Was Anti-Slavery Egalitarianism Based on Envy and Contempt?

Here is an amazing volume giving authoritative, contemporary primary source documentary proof that persons of the period when the work was published could be anti-slavery on an abstract moral/religious basis but totally hostile or unsympathetic to the humanitarian welfare of the enslaved persons.

This book, Letters on American Slavery Addressed to Mr. Thomas Rankin, Merchant at Middlebrook, Augusta Co,. VA. by John Rankin, Pastor of the Presbyterian Churches of Ripley and Strait-Creek, Brown County, Ohio, was published in 1833 by the famous abolitionist William Lloyd Garrison in Boston.

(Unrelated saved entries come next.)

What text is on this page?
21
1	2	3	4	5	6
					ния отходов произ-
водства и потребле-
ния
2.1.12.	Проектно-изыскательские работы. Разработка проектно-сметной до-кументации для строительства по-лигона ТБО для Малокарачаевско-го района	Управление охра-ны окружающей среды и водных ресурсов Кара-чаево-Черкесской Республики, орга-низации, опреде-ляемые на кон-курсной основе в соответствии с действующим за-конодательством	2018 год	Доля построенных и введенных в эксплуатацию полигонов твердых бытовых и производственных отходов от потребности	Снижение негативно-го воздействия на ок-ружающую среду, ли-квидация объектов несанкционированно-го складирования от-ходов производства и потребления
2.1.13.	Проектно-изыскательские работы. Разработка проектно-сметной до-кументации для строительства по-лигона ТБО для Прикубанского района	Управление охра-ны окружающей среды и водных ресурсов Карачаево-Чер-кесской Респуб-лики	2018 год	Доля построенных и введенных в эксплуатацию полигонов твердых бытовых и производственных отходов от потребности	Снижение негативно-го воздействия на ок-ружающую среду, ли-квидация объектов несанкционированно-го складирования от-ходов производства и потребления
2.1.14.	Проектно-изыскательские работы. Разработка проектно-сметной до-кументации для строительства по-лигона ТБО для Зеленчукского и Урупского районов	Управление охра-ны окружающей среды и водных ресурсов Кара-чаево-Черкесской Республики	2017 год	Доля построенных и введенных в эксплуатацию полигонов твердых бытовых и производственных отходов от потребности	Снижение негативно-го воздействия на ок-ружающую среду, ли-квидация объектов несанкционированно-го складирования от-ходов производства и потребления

The shallow system of egalitarianism put forth in these collected letters is based on the same hollow, hackneyed premise as that of the racist Lincoln and the “proposition nation” neocons and progressives of today — “all men are created equal” — from the Declaration of Independence. Yet undergirding this faux egalitarianism is envy and contempt, and masks their arrogant quest for power, dominance, and hegemony.

In particular, view the letter beginning at page 72-73 (page 66 in the book’s text) describing how slavery fosters immorality and other vices and is detrimental to both the master and his family as well as to the enslaved persons.